Coinciding
with the annual meeting of the College Art Association in Los Angeles,
The Arts Research Center at UC Berkeley is hosting the offsite working
session "Making Time at Human Resources" on February 22, 2012. Participants have
been invited to post some brief thoughts on the topic in advance of the
event. This guest posting is by Associate Professor of Performance Studies at NYU, Tavia Nyong'o.
I have been mulling the historical and political contexts and consequence of our present fixation with “participation” — as the art world calls it — or “participatory culture” as it is referred to in media and cultural studies. In a well-known essay, Claire Bishop teased out one key assumption: that between participation and democracy. Indeed, participatory democracy, a cherished value of the new left, has received renewed attention due to its presence within the Occupy movement. As just these examples of art-, media-, and decision-making suggest, ‘participation’ concatenates and potentially conflates a wide variety of discrepant theories and practices. It is a more or less unquestioned value that also seems on the way to becoming a dominant structure of feeling. In thinking through this state of affairs, I have been influenced by Jodi Dean’s critique of participation as what she calls a “neoliberal fantasy,” and would even pick up on her cue to connect participation to the genealogy of neoliberal governmentality. To do so would introduce a Foucauldian dimension to the analysis of participation, like governmentality, as “the conduct of conduct.” How do we mold ourselves into docile, useful bodies in the very process of acting out in concerted or networked agencies?
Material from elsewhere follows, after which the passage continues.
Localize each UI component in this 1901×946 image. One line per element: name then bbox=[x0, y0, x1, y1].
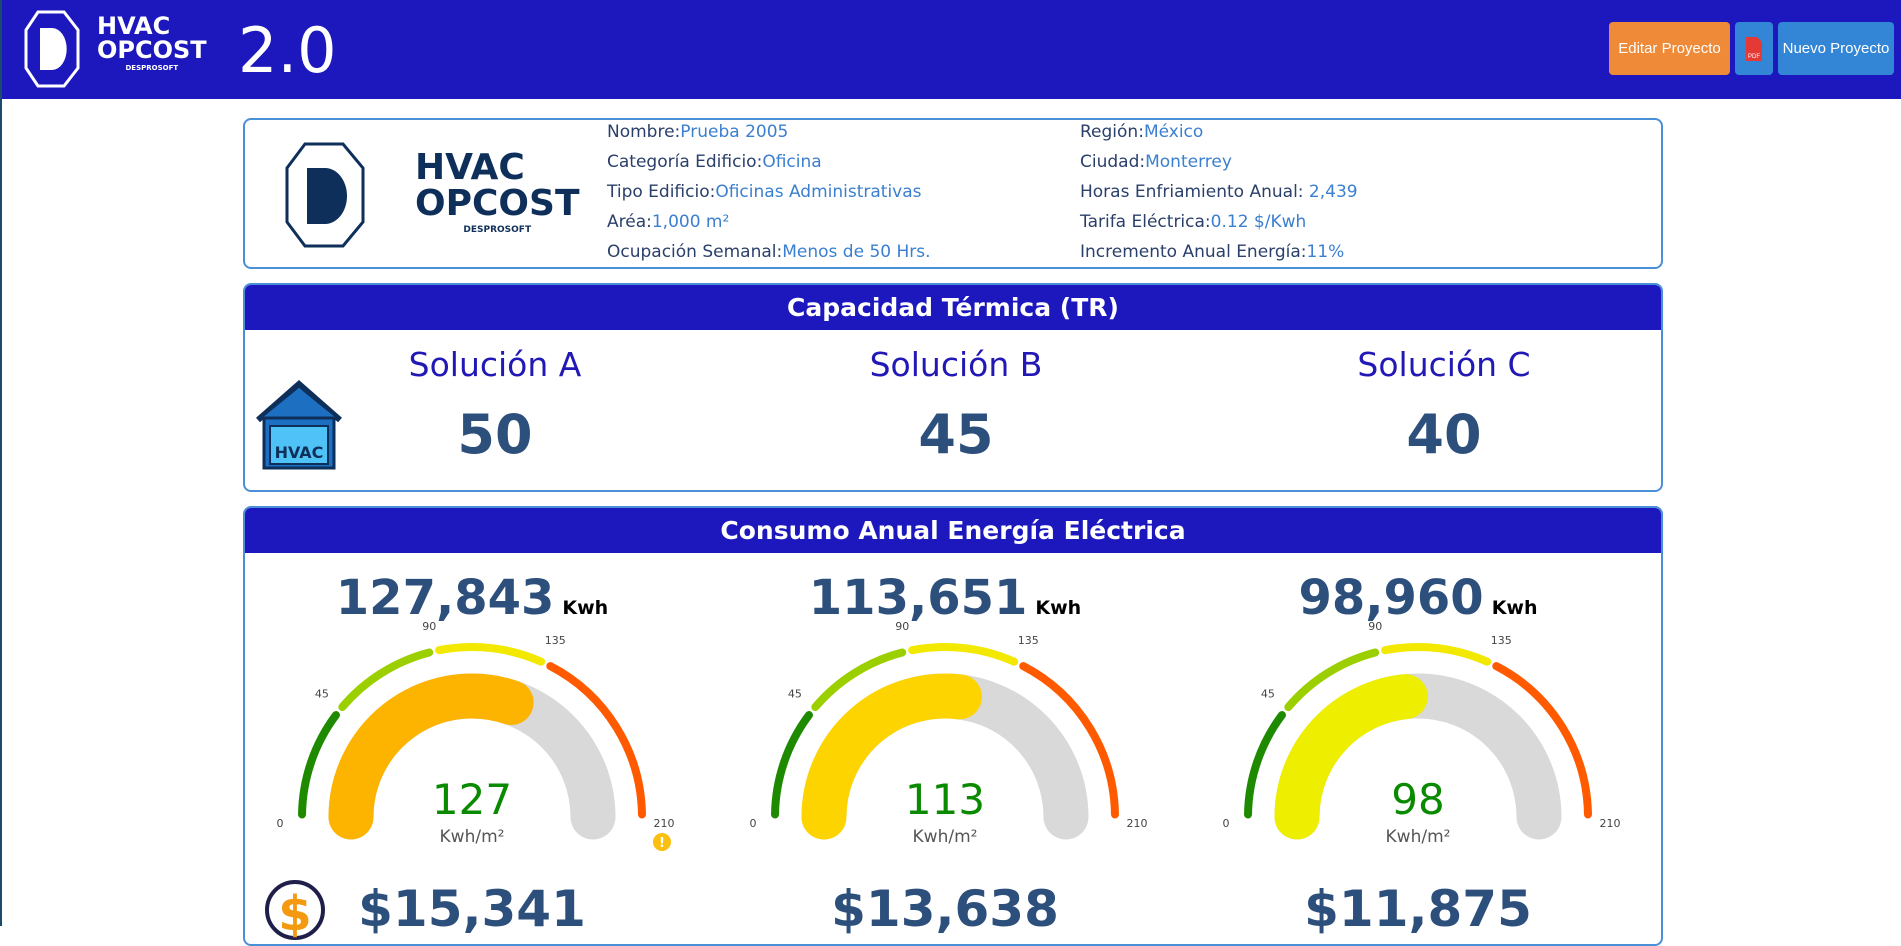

For whom do these agencies accrue value (cultural, political, and monetary)?
I am not interested in wielding Foucault with a broad brush to paint all forms of participation an equal color of grey. But I am invested in a more patient and philosophical investigation into what it is we are doing when we tell ourselves we are participating. And I am equally interested in contemplating the Bartlebyan gesture. Is it still possible, in the era of participation, to “prefer not to”?